Ketiganya langsung ditahan di Rutan Salemba cabang Kejagung untuk 20 hari selama 15 Agustus-3 September 2020.
Meski berstatus tersangka, mereka masih berstatus sebagai jaksa. Maka dari itu, ketiganya akan mendapat pengacara yang ditunjuk oleh Persatuan Jaksa Indonesia (PJI).
“Nanti Ketua PJI akan menunjuk penasihat hukum, artinya penasihat hukum ini bukan jaksa tetapi adalah penasihat hukum dari organisasi profesi penasihat hukum atau memang penasihat hukum yang berkantor sendiri,” ujar Hari.
Dalam kasus ini, ketiga tersangka dijerat Pasal 12 huruf e atau Pasal 11 atau Pasal 5 Ayat 2 jo ayat 1 huruf b UU Nomor 31 Tahun 1999 tentang Pemberantasan Tipikor sebagaimana diubah dengan UU Nomor 20 Tahun 2001 jo Pasal 55 Ayat 1 ke-1 KUHP.
Sebagaimana diberitakan, 63 (sebelumnya ditulis 64) kepala sekolah SMP negeri se-Kabupaten Inhu, Riau, mengundurkan diri pada Selasa (14/7/2020).
Mereka mengundurkan diri karena tidak tahan akibat mendapat tekanan dalam mengelola dana BOS.
Bahkan, para kepala sekolah mengaku diperas oknum dari Kejari Inhu yang bekerja sama dengan LSM.

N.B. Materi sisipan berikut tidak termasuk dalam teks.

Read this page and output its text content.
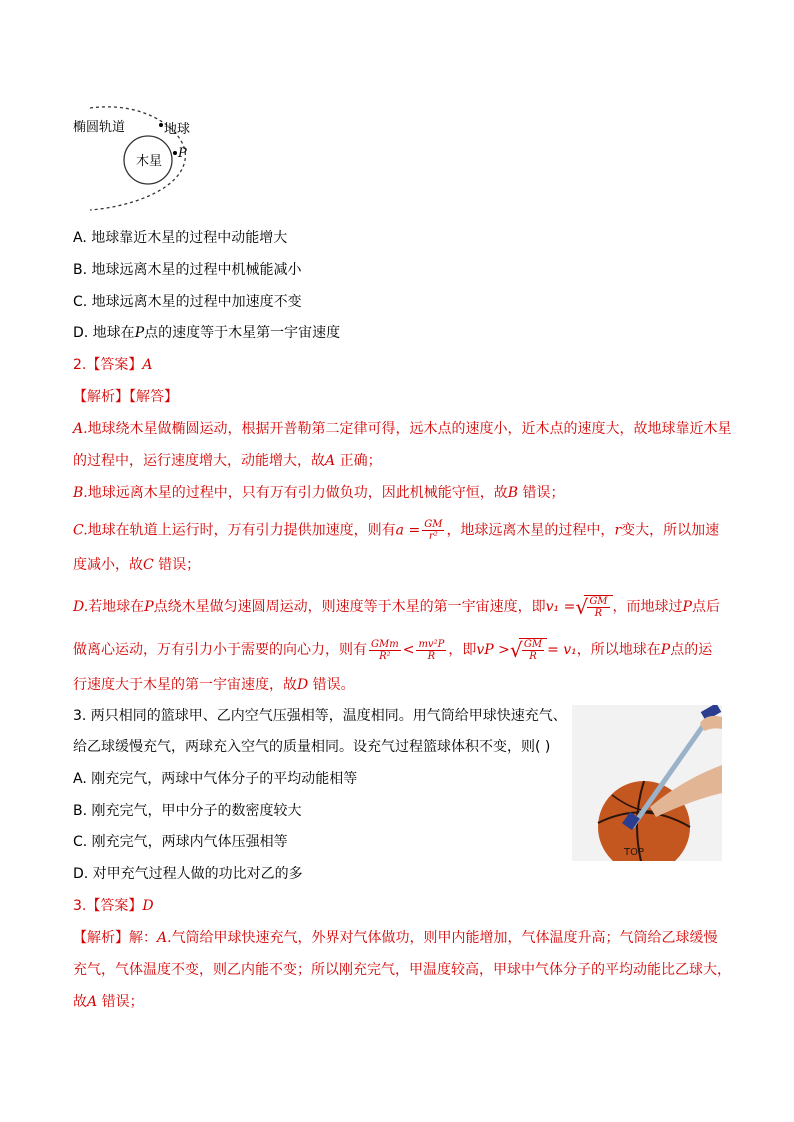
椭圆轨道	地球
木星
P
A. 地球靠近木星的过程中动能增大
B. 地球远离木星的过程中机械能减小
C. 地球远离木星的过程中加速度不变
D. 地球在P点的速度等于木星第一宇宙速度
2.【答案】A
【解析】【解答】
A.地球绕木星做椭圆运动，根据开普勒第二定律可得，远木点的速度小，近木点的速度大，故地球靠近木星
的过程中，运行速度增大，动能增大，故A 正确；
B.地球远离木星的过程中，只有万有引力做负功，因此机械能守恒，故B 错误；
C.地球在轨道上运行时，万有引力提供加速度，则有$a = \frac{GM}{\text{r²}}$ ，地球远离木星的过程中，r变大，所以加速
度减小，故C 错误；
D.若地球在P点绕木星做匀速圆周运动，则速度等于木星的第一宇宙速度，即v₁ = √ $\frac{GM}{R}$ ，而地球过P点后
做离心运动，万有引力小于需要的向心力，则有 $\frac{\text{GMm}}{\text{R²}} < \frac{\text{mv²P}}{R}$ ，即vP > √ $\frac{GM}{R} = v_1$，所以地球在P点的运
行速度大于木星的第一宇宙速度，故D 错误。
3. 两只相同的篮球甲、乙内空气压强相等，温度相同。用气筒给甲球快速充气、
给乙球缓慢充气，两球充入空气的质量相同。设充气过程篮球体积不变，则( )
A. 刚充完气，两球中气体分子的平均动能相等
B. 刚充完气，甲中分子的数密度较大
C. 刚充完气，两球内气体压强相等
D. 对甲充气过程人做的功比对乙的多
TOP
3.【答案】D
【解析】解：A.气筒给甲球快速充气，外界对气体做功，则甲内能增加，气体温度升高；气筒给乙球缓慢
充气，气体温度不变，则乙内能不变；所以刚充完气，甲温度较高，甲球中气体分子的平均动能比乙球大，
故A 错误；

Oknum tersebut diduga meminta sejumlah uang, jika kepala sekolah tidak mau diganggu dalam penggunaan dana BOS itu.
Karena sudah tidak nyaman, seluruh kepala SMP tersebut kompak dan sepakat mengundurkan diri.
Surat pengunduran diri diberikan kepada Dinas Pendidikan dan Kebudayaan Kabupaten Inhu.